Reputation: 13682
I have a dataset contained in dataframe daf
which I am splitting into training and test data based on the date e.g. train on dates below 20090000
and test on dates above. To do this, we split the original dataframe into daf_train
and daf_test
.
I am using GLM
and have a factor in the model daf$city
. The issue that is arising is that daf_test
sometimes contains a new city that was not seen in daf_train
.
I am thinking the best way around this is to do something like
levels(daf_train$city) = levels(daf$city)
to prewarn it about all possible cities.
I would then like the GLM
to recognise that for cities that have not been seen before, take an average of the factor coefficients for cities. If all the previous factors' coefficients had mean zero I think this would be good enough.
How would I alter the code to do this
mylogit = glm(Y ~ X + factor(city), data=daf_train, family=binomial(link='logit'))
predictions = predict(mylogit, daf_test, type='response')

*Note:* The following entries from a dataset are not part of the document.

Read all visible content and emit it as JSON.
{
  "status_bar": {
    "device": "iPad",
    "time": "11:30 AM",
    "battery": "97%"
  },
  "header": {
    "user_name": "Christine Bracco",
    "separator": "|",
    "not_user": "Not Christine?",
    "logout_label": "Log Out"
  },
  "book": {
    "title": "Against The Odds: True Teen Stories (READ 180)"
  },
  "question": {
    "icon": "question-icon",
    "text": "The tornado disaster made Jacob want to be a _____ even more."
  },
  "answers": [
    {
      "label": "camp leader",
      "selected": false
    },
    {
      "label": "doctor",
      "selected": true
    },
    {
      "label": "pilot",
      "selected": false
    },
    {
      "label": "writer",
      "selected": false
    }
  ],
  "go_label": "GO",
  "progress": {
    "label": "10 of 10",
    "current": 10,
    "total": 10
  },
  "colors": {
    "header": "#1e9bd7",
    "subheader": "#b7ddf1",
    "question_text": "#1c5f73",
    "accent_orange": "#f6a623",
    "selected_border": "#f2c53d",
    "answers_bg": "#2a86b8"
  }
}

Note, a really ugly and non general way to do this (I am also fairly new to R so maybe this will also mess with the GLM object) is
cityLevels = levels(factor(daf$city))
daf_train$city = factor(daf_train$city, cityLevels)
# daf_train$city now has all the levels of the overall dataset
# But if we train a GLM now, it will ignore any levels without observations
# Instead we split the factor into binary variables
train_data = cbind(daf_train, model.matrix( ~ 0 + city, daf_train))
# Remove the factor variable
train_data$city = NULL
# Now train the GLM
mylogit = glm(Y ~., data = train_data, family=binomial(link='logit'))
# This gives us coefficient values for all factors in the training set
# Any factors not in the training set get coefficient values of NA
# Finally we must convert the factor coefficients to have zero mean
offset = mean(mylogit$coefficients[-1:-34])
mylogit$coefficients[-1:-34] = mylogit$coefficients[-1:-34] - offset
mylogit$coefficients[1] = mylogit$coefficients[1] + offset
# Yeuch, this required us to know where in our coefficients vector our cities started (34)
Upvotes: 1
Views: 1070
Reputation: 6203
I think this is what you are looking for. Still pretty ugly, but I think it's a bit more general than your code. Let me know if it misses the mark and I can modify or delete.
# dummy data
set.seed(321)
daf_train <- data.frame(x = runif(100, min=10, max=50),
y = runif(100),
city = sample(c("city1", "city2", "city3"), size=100, replace=TRUE))
set.seed(321)
daf_test <- data.frame(x = runif(30, min=10, max=50),
y = runif(30),
city = sample(c("city1", "city2", "city3", "city4"), size=30, replace=TRUE))
daf_train$city <- factor(daf_train$city, levels=levels(daf_test$city))
# cities in test set but not train set
(newcity <- sort(unique(daf_test$city))[!sort(unique(daf_test$city)) %in% unique(daf_train$city)])
[1] city4
Levels: city1 city2 city3 city4
# fit model with city1, city2, city3
xreg <- cbind(x=daf_train$x, model.matrix(~ 0 + city, data=daf_train))
mylogit = glm(y ~ xreg, data=daf_train, family=binomial(link='logit'))
newxreg <- cbind(x=daf_test$x, model.matrix(~ 0 + city, data=daf_test))
# mean of city coefficients
if (length(newcity) > 0) {
# coefficients from model
citycoef <- coef(mylogit)[grepl("city", names(coef(mylogit)))]
# calculate coefficient for new city(cities)
citycoef_offset <- mean(citycoef, na.rm=TRUE)
# repeat for all new cities
citycoef[is.na(citycoef)] <- citycoef_offset
# center coefficients
citycoef <- scale(citycoef, center=TRUE, scale=FALSE)[, 1]
# replace city coefficients from model
modelcoef <- coef(mylogit)
# add offset to intercept
modelcoef[["(Intercept)"]] <- modelcoef[["(Intercept)"]] + citycoef_offset
# all new coefficients
modelcoef[match(names(citycoef), names(modelcoef))] <- citycoef
# Beta0 + Beta1x...
pcoef <- modelcoef[["(Intercept)"]] +
newxreg %*%
modelcoef[!names(modelcoef) == "(Intercept)"]
#predicted response
predictions <- unlist(lapply(pcoef, function(x) exp(x) / (1 + exp(x))))
} else {
predictions <- predict(mylogit, daf_test, type="response")
}
Upvotes: 1